Although he wrote one of the greatest romances of all time, William Shakespeare isn’t generally known as a sexy playwright. But a Shakespeare expert plans to explore that side of him in Kansas City this week.
“I’m going to talk on sex. I think it promises to be fun,” says Tina Packer, who speaks of his work in a way that leaves little doubt she’d crown him “most sensual writer to have ever lived” if given the chance.
Since the 1970s, Packer has directed all 37 of Shakespeare’s plays (excluding a few she is certain he did not write).
Having trained at the Royal Academy of Dramatic arts in England, and worked at the Royal Shakespeare Company, Packer moved to the United States in 1974 and, a few years later, founded Shakespeare and Company to produce his plays in Lenox, Mass.
Through her involvement in the Shakespeare Theater Association, Packer came to know members of Kansas City’s Heart of America Shakespeare Festival and staffers at the Kansas City Public Library. She was glad to accept their invitation for her to speak at one of the Heart of America Shakespeare Festival’s 25th anniversary events.
“I thought, 'We’ll do 25 sex acts for 25 years,'” she says.
With his entire canon of work under her belt, Packer is able to consider Shakespeare from a unique perspective. It wasn’t until she’d directed all of the plays — and taught them at more than 30 universities — that she was able to see both how many kinds of sexuality he explores and how “incredibly original” that exploration is, she says.
“We’re always saying Shakespeare does everything incredibly well, but (compared to) Ben Johnson, or any of the other writers of the age, they’re in kindergarten and stay in kindergarten," Packer says. "Shakespeare is the most sophisticated writer about sex you can think about.”
He "explores just about every kind of sexuality there is,” she explains. “He goes from people being in love, to people being raped, to people raping, to arranged marriages, to arranged marriages that shift into love marriages, (and) same-sex loves.”
Sensuality in Shakespeare is the topic of her next book, the second in what will be a three-part series. The first, Women of Will, explored the evolution of Shakespeare’s female characters over the course of his career; the third will likely be about creativity in Shakespeare. Each takes the whole of his works into account.
Writing Women of Will, Packer says, led her to conclude that "Romeo and Juliet" was the first of Shakespeare’s plays to include a well-rounded woman, just as multi-dimensional and just as sexual as any of the male characters — who happened to still be a child.
“Juliet is 14 and can say things like, ‘My bounty is as boundless as a sea, my love as deep.
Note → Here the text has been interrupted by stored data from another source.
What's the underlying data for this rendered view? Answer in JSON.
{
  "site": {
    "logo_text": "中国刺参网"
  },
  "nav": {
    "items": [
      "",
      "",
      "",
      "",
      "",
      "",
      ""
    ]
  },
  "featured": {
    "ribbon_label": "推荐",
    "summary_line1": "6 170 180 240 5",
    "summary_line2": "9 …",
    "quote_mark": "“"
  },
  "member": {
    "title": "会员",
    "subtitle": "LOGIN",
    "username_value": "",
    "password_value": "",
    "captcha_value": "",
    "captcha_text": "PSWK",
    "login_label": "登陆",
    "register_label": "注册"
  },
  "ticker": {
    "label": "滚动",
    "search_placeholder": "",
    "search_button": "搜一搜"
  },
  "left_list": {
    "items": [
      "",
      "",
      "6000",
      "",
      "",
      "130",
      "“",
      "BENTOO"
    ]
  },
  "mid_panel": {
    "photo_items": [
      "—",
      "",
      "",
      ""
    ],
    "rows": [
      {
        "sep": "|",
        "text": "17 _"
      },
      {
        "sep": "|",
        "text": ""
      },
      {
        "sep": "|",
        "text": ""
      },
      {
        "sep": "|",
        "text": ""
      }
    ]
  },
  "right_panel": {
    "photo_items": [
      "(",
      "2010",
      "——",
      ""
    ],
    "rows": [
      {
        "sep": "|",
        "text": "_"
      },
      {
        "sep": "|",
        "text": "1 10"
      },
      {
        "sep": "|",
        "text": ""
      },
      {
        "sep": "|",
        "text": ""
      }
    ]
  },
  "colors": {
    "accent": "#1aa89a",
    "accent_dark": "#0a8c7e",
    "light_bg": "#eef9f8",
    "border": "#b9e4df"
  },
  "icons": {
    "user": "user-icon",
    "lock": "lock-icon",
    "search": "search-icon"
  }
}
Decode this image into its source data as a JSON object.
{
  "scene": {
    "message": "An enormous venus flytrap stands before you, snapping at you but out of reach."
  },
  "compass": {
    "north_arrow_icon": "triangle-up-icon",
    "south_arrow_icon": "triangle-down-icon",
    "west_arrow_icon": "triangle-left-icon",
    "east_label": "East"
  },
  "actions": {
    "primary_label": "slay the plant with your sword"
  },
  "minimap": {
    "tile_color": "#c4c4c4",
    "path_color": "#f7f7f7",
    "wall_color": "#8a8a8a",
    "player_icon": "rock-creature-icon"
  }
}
The more I give to thee the more I have, for both are infinite,’” Packer explains. “That’s a real Buddhist saying and it usually takes people 50 years to get to that.”
Besides "Romeo and Juliet," the sexiest of the other plays, she says, is "Antony and Cleopatra."
That play, which came much later in Shakespeare’s life, is about a love that is tried again and again but holds true, she says. Antony married someone else, but still returned to Cleopatra in spite of knowing the great price he would pay for doing so. And so much more than love is at stake.
In fact, Packer says, we’re still dealing with the tragic end of their relationship, and with the legacy of Egypt and Greece falling to the Romans. Packer notes that in the Egyptian-Hellenistic society, women were considered equal with men and could sign contracts and be traders and negotiators.
“We all inherited the Roman world,” she says, and with it, the hierarchy of power the West has had in militaries, churches, businesses, and families ever since.
“My thought about Shakespeare is that it’s an ongoing conversation that we’ve been having for 400 years. It’s a conversation that goes on around the world because Shakespeare is done all over the world.”
So bad-boy Bill stays relevant through the centuries and gives us tools and lenses to think about and discuss human behavior, sexual or otherwise.
“The fact that people are reinterpreting and reinterpreting," Packer says, "is one of the ways we all can see different ideas and cultures getting filtered through the same work of art.”
Shakespeare and Sensuality with Tina Packer, Wednesday, November 8. Reception: 6 p.m., Program: 6:30 p.m., Plaza Branch of the Kansas City Public Library, 4801 Main Street, Kansas City, Missouri, 64112; 816-701-3481.